The monumental stupidity in what the EU and IMF have done to Cyprus becomes more and more glaring. To protect herself from charges that bailing out Cyprus would be like bailing out rich Russian oligarchs, German Chancellor Angela Merkel went along with the initial scheme to seize a portion of the Cypriots’ bank deposits. After this, all it will take is just a hint of a financial crisis to send Spaniards, Italians, the French and others scurrying to ATMs and banks to pull out their cash. Even in the absence of a disaster individuals and companies will be looking to park at least a portion of their money outside the banking system.

The sobering truth is that there is no safe hiding place to stash your cash.

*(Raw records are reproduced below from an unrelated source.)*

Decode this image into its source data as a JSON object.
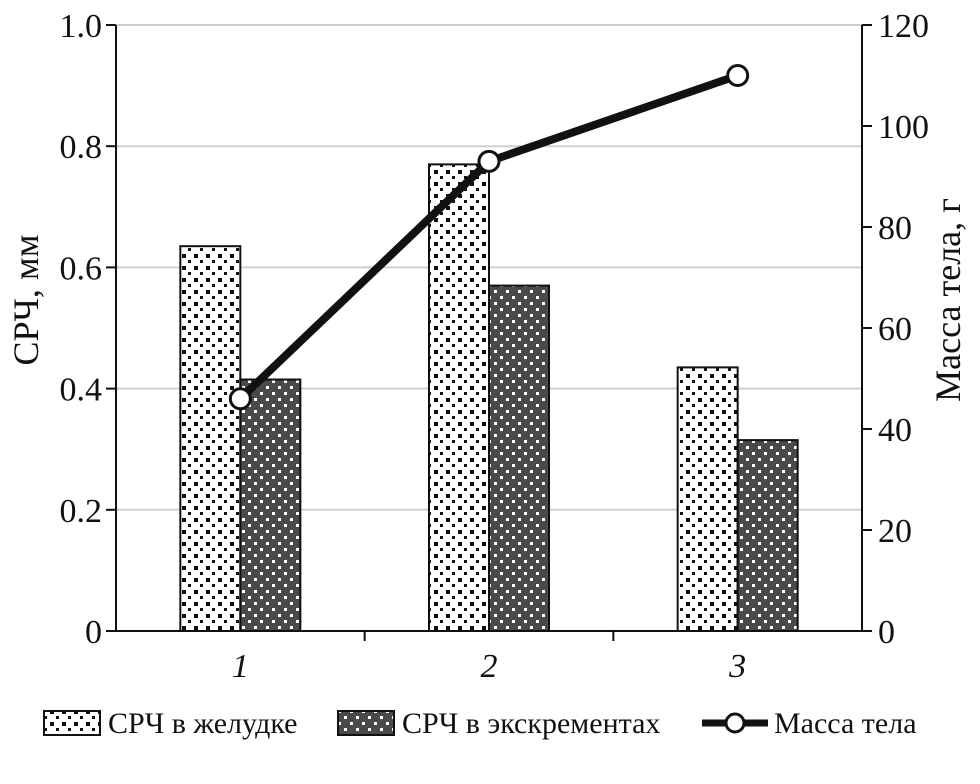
{
  "chart_data": {
    "type": "bar",
    "categories": [
      "1",
      "2",
      "3"
    ],
    "series": [
      {
        "name": "СРЧ в желудке",
        "axis": "left",
        "kind": "bar",
        "pattern": "dots-on-white",
        "values": [
          0.635,
          0.77,
          0.435
        ]
      },
      {
        "name": "СРЧ в экскрементах",
        "axis": "left",
        "kind": "bar",
        "pattern": "dots-on-dark",
        "values": [
          0.415,
          0.57,
          0.315
        ]
      },
      {
        "name": "Масса тела",
        "axis": "right",
        "kind": "line",
        "marker": "open-circle",
        "values": [
          46,
          93,
          110
        ]
      }
    ],
    "ylabel": "СРЧ, мм",
    "y2label": "Масса тела, г",
    "ylim": [
      0,
      1.0
    ],
    "y2lim": [
      0,
      120
    ],
    "yticks": [
      "0",
      "0.2",
      "0.4",
      "0.6",
      "0.8",
      "1.0"
    ],
    "y2ticks": [
      "0",
      "20",
      "40",
      "60",
      "80",
      "100",
      "120"
    ],
    "yticks_values": [
      0,
      0.2,
      0.4,
      0.6,
      0.8,
      1.0
    ],
    "y2ticks_values": [
      0,
      20,
      40,
      60,
      80,
      100,
      120
    ],
    "grid": true,
    "legend_position": "bottom",
    "colors": {
      "bar_light": "#ffffff",
      "bar_dark": "#4a4a4a",
      "line": "#111111",
      "grid": "#cfcfcf"
    }
  }
}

Congress might be tempted to propose something that has surfaced all too often in Europe: a wealth tax. In France, for instance, you tote up the value each year of everything you own and pay the government a 1% tax on the amount above a certain threshold.

Liberty requires eternal vigilance, as Thomas Jefferson and others have said. Its foundation is a healthy respect for property rights and a constitutional-based rule of law. Heightened vigilance is badly needed now.